Вторая причина — следствие первой: слом культуры не означает, что она уходит под воду целиком, как мифическая Атлантида. Многое живо, пока духовно функционируют люди, в ней и ею жившие. И неважно, принимали они ее или отвергали — они были ее частью. Это они помнят, что здание, где прошло детство Юрия Трифонова, называлось “Дом правительства”, а “Домом на набережной” назвал его сам Трифонов, потому что роман “Время и место”, где этот дом описан, именно роман, а не документальная проза. Они же удостоверят, что вплоть до начала войны, то есть до 22 июня 1941 года, открытие каждой новой станции метро в Москве воспринималось как праздник: детей лет с четырех туда возили так же непременно, как в зоопарк. Едва ли кто из моего поколения в молодости задумывался о стоимости мраморных подземных дворцов или о колоссальных затратах на перелеты “через полюс в Америку”.
Третья причина — следствие второй. То сплетение явлений материальной и духовной культуры, которое культурологи и издатели упаковывают в рубрику “История повседневности”, устроено особым образом. Молекулы и структуры этого мира “существуют” в разных модусах, а часы показывают вовсе не астрономическое время. Один и тот же физический объект — например, старая родительская дача, — для одних несет огромную символическую нагрузку, а для других имеет чисто функциональную ценность, в силу чего в близкой перспективе не будет иметь и вовсе никакой, потому что развалится.
С объектами, имеющими только символическую, а не материальную ценность, тоже не все просто. Мои ровесники удивляются массовому забвению русской классики: наши внуки ее не читают. Но пора признаться себе в том, что очень многие из нас (именно из нас, горожан из относительно образованных семей), кто в отрочестве читал “Войну и мир”, а в ранней юности — “Асю” Тургенева, на деле выбирали вовсе не между Тургеневым и Буниным или Толстым и Набоковым. Бунин стал доступен только после 1956 года, когда вышло пятитомное собрание сочинений (тиражом 250 тысяч, но без “Жизни Арсеньева” (!). Набоков же к большинству из нас и вовсе пришел лишь с началом перестройки.
А как хотелось читать “про любовь”! Про дружбу и предательство. Про войну. Про балы и охоту. Но когда “про любовь” (равно как и про многое другое) оказалось возможным читать что-то иное, нежели классиков, когда появились герои, с которыми более естественно отождествить свои чувства и мысли, мы — то есть не мы сами, а уже наши дети и внуки — перестали читать Тургенева, равно как и Толстого, Гончарова и т.д. (Теперь, кажется, не читают и Бунина — интересно, почему.)
Конечно, как и положено аборигену, я склонна видеть в уходящей (ушедшей?) культуре такие смыслы, которые, быть может, являются составляющей сознания всего лишь моей малой социальной группы, да и то за короткий временной промежуток — например, с 1956 по 1985-й.
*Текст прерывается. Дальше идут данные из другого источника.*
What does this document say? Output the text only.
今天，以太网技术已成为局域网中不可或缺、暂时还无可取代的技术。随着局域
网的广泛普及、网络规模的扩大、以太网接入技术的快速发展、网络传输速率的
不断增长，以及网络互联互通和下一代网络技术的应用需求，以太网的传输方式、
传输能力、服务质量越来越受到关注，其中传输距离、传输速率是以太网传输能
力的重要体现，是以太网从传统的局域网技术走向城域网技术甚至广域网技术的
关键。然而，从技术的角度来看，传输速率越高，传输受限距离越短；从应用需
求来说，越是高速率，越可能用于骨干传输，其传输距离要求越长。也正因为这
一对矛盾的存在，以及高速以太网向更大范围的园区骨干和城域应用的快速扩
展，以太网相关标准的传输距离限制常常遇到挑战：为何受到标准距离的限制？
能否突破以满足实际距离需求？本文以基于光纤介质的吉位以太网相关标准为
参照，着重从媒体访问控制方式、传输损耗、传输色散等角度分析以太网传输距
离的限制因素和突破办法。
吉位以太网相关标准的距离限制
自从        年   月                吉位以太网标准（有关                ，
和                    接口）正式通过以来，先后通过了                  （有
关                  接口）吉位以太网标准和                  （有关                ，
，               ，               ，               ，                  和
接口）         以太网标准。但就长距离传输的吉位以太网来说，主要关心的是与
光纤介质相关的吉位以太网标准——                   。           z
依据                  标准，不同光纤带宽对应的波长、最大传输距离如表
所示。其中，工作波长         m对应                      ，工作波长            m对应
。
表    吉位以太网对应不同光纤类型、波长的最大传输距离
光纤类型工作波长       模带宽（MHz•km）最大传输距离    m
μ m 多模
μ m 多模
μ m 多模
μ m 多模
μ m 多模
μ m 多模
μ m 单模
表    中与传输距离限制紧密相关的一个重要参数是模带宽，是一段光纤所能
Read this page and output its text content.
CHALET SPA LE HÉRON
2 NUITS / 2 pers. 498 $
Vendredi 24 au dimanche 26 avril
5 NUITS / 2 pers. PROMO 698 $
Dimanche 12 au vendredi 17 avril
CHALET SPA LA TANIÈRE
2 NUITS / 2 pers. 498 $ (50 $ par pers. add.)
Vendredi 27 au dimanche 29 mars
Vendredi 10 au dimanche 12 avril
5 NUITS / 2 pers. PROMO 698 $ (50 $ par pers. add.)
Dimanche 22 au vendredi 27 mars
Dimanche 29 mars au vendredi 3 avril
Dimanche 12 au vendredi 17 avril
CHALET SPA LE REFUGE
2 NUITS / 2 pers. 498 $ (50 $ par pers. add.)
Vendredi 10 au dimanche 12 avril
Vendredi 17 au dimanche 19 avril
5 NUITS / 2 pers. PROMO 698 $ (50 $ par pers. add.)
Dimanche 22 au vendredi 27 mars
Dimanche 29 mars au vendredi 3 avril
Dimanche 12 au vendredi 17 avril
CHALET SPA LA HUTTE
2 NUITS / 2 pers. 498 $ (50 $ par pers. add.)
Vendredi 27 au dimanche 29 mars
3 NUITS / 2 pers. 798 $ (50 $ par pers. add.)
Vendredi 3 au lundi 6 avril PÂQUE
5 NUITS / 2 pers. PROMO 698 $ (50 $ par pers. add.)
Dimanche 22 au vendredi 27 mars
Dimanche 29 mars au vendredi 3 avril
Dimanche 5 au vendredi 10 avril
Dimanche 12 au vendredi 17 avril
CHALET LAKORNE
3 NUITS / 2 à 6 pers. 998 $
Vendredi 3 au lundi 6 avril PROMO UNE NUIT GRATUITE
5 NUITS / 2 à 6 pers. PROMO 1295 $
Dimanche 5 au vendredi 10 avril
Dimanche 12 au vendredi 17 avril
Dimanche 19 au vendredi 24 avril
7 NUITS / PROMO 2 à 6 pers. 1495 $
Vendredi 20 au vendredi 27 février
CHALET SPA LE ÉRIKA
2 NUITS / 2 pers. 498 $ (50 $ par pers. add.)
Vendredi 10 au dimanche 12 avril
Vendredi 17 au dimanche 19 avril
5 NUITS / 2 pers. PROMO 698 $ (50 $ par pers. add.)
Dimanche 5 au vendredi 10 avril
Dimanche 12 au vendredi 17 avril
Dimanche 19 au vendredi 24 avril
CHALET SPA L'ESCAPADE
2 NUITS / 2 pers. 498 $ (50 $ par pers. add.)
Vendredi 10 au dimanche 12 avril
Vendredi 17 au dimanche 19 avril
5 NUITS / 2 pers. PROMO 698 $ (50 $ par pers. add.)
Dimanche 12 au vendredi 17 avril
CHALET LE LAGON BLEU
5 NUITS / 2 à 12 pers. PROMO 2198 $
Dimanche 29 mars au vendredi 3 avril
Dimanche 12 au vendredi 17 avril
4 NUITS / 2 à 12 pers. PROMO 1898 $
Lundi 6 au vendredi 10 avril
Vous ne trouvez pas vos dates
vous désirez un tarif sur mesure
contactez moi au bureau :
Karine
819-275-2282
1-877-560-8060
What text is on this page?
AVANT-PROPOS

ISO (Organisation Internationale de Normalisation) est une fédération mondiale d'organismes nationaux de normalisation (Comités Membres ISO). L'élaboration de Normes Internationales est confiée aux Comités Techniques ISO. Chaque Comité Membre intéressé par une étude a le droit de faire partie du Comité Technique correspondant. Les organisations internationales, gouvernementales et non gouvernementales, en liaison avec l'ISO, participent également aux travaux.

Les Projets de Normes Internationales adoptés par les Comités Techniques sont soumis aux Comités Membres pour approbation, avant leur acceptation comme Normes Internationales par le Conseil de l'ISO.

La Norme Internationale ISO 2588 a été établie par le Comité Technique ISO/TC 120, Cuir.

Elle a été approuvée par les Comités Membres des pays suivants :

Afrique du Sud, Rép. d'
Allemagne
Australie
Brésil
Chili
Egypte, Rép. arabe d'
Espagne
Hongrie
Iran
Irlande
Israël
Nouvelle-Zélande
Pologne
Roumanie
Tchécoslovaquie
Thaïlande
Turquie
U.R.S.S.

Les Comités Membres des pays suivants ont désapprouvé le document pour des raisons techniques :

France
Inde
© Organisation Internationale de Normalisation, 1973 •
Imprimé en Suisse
Или с 1986 по 2000-й. Но в самих этих ощущениях я, как оказалось, не одинока. Вот свидетельство Льва Рубинштейна, высказанное в связи с обсуждением книги об андеграунде — то есть о людях другой, заведомо не моей социальной группы.
“Просто пока это явление — то есть андеграунд — существует не только в виде корпуса текстов, но и физически. Оно еще не затвердело. Многие из нас еще живут не то чтобы этими прежними представлениями, но этими чувствованиями. О себе я это могу точно сказать. На многие культурные вещи я реагирую как человек андеграундной культуры, я не перестал им быть, хотя моя жизнь, культурные и жизненные обстоятельства здорово изменились. Это не хорошо и не плохо. Это так. Поэтому я не готов чувствовать себя той бабочкой, которую рассматривают под микроскопом. Я не могу все это воспринимать как науку. Я могу это считать частью той же самой культуры, к которой мы все принадлежали и продолжаем принадлежать” (“Критическая масса”, 2004, № 1).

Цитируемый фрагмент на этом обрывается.